Liquor marketer Beam Suntory is doing away with its chief marketing officer role in favor of a more powerful “president of brands” position that it will fill with Carlsberg executive Jessica Spence.
Spence is making the move to Chicago-based Beam Suntory after spending seven years at Carlsberg, most recently as the Denmark-based brewer’s executive VP and chief commercial officer.
Beam Suntory, whose brands include Jim Beam, Maker’s Mark, Hornitos tequila and Effen vodka, created the new role nearly 10 months after its global CMO, Rebecca Messina, left for the CMO job at Uber. Messina left Uber earlier this month amid a corporate reorganization.
Beam Suntory described Spence’s duties as covering "end-to-end" oversight over global brand strategy, development and performance. Notably, she will get P&L responsibility over the company’s largest global brands, working alongside region presidents. (Messina did not have P&L responsibilities as CMO.) Spence’s duties include global innovation and product R&D, as well as emerging marketing technologies, integrated marketing communications and design.

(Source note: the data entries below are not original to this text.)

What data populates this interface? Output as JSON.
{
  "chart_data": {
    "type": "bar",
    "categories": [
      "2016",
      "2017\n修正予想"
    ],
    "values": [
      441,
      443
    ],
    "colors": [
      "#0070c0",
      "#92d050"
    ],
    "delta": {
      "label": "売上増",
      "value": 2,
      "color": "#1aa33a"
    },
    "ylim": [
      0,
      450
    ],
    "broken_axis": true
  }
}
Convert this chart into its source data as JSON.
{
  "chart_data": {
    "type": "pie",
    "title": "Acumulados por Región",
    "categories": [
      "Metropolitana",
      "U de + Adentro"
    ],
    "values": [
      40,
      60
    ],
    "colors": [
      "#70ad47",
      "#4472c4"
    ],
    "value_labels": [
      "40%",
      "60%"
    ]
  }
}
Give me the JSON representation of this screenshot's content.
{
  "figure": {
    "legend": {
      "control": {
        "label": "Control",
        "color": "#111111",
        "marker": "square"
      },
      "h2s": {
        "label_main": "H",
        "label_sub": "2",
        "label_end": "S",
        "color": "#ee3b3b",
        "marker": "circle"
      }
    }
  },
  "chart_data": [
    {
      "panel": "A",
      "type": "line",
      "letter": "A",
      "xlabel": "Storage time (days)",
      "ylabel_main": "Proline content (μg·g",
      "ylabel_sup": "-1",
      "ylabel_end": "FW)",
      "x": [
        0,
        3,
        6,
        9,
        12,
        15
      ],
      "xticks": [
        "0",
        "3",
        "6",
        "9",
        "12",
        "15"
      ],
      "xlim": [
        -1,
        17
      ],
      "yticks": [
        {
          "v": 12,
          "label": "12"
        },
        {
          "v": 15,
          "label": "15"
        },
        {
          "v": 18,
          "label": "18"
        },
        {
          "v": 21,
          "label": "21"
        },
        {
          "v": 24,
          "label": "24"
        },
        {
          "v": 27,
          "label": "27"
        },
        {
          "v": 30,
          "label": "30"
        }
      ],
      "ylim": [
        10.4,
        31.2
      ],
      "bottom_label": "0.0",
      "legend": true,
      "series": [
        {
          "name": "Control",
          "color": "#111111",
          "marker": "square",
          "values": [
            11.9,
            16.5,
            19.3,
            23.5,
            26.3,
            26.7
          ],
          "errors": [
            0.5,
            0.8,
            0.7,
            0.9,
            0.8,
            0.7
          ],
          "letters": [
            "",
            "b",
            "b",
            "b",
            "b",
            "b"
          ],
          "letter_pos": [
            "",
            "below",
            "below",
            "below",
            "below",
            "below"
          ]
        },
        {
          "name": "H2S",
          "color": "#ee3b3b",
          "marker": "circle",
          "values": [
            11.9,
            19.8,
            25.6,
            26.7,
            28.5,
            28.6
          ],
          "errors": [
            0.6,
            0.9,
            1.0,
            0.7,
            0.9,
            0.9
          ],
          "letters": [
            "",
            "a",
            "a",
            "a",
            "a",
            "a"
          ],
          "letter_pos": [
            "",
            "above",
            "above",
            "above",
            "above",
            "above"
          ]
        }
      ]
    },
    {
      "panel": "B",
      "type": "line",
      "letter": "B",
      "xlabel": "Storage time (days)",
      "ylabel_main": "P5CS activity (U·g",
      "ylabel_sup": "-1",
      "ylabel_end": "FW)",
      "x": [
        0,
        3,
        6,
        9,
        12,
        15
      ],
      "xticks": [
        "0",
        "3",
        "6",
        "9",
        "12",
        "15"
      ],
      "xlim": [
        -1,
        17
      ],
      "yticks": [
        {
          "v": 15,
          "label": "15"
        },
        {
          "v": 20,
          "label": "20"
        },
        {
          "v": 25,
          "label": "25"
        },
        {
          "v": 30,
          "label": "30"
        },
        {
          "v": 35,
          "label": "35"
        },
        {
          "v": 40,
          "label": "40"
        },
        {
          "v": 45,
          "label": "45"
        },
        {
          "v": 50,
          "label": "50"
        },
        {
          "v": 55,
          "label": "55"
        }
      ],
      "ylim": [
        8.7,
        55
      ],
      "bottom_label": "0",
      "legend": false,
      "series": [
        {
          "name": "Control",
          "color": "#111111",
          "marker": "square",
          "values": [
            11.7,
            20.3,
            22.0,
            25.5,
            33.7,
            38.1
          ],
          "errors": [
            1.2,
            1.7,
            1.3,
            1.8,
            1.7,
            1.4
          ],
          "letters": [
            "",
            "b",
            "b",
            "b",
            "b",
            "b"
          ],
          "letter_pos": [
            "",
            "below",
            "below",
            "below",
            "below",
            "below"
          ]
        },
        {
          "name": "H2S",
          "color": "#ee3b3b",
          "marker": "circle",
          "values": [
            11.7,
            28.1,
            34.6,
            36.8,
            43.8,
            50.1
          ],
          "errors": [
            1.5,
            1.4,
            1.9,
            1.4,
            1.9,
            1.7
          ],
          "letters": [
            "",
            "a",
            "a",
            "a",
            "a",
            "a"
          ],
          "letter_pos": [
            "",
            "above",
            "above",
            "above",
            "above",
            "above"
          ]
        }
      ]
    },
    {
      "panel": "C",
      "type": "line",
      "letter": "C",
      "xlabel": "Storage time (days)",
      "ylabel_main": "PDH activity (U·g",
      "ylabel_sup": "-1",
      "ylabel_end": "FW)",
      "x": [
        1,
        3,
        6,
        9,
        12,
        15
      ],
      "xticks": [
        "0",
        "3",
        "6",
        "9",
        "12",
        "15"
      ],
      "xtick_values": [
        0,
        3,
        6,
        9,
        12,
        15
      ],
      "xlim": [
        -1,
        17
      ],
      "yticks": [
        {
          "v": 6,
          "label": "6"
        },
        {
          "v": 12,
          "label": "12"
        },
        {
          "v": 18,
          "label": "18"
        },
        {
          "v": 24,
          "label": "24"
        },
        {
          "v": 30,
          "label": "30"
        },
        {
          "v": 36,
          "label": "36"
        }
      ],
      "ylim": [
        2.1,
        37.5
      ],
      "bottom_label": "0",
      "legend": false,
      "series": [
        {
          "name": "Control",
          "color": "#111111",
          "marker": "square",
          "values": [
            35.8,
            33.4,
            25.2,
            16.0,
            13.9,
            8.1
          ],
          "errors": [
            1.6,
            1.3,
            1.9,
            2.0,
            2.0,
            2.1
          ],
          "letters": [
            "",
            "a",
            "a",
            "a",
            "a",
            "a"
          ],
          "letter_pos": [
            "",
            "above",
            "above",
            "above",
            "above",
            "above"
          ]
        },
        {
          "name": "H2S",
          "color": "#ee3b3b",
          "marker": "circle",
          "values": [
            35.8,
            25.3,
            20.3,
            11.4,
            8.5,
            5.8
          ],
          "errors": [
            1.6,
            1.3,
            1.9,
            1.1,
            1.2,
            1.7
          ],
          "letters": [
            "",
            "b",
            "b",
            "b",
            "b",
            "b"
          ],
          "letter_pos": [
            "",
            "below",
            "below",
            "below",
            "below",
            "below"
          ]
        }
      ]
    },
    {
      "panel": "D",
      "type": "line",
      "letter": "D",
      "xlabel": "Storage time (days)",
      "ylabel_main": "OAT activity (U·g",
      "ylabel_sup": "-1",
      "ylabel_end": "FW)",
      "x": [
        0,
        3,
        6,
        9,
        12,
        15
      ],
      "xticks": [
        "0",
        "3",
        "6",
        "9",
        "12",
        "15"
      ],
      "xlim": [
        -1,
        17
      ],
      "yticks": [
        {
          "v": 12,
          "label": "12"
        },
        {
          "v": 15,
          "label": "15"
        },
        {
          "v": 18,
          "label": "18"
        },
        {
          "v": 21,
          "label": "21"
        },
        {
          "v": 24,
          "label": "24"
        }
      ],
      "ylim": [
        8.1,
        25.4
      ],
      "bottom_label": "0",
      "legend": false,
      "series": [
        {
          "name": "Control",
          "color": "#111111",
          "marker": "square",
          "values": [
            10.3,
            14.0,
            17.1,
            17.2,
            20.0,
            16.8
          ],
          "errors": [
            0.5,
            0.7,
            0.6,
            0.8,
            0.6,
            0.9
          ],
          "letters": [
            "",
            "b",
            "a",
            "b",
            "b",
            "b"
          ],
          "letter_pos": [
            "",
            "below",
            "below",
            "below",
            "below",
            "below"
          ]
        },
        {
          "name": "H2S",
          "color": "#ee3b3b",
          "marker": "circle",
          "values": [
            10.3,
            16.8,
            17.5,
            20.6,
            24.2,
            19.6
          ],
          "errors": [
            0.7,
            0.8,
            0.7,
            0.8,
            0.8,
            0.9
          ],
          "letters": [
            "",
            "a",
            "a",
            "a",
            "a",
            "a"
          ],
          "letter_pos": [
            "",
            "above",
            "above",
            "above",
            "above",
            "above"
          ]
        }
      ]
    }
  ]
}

The CMO position had been structured as a “center of excellence” role focused on marketing “without the follow-through on accountability for the performance of the brands,” Beam Suntory CEO Albert Baladi said in an interview.
By contrast, the president of brands is expected to work more closely with various departments. That includes collaborating with supply chain leaders to ensure products under development appeal to modern consumer tastes. That is an especially critical function in the whiskey market, where it typically takes years to bring products to the masses, given strict rules on barrel aging. “The brand team will have a lot more [of] a seat at the table defining 10, 20 years out, where do we see the brands going, what kind of liquid do we need to lay down,” Baladi said.
Spence had a similarly broad mandate at Carlsberg, where the chief commercial role gave her oversight of global marketing, sales, insights, R&D and innovation. She came to Carlsberg in 2012 after working for SABMiller. She also has ad agency experience, holding jobs at Leo Burnett and J Walter Thompson.
Baladi called her a “true brand builder at heart.” He said he was impressed by Carlsberg's recent move of “going back to their roots” to talk about the quality of their beers. That “really worked very well with where we are taking the company, which is a greater focus on quality,” Baladi said.
Carlsberg recently reformulated its flagship lager. To support the move, it ran a campaign in which it admitted that its old version was “probably not the best beer in the world,” which was a play on its classic tagline, “probably the best beer in the world." The brewer in the ads admitted to losing its way and focusing on quantity over quality.
Beam Suntory has been bolstered by strong whiskey demand. Its flagship Jim Beam brand grew sales volume by nearly 7 percent in the three months ending in March, while Maker’s Mark was up by more than 9 percent, according to a recent report from Sanford C. Bernstein.
In January the company debuted a new campaign for Jim Beam by Adam & Eve DDB New York called “Raised Right." Ads dig into the brand’s heritage, while also plugging quality measures like barrel-ageing the bourbon "twice as long as the law requires."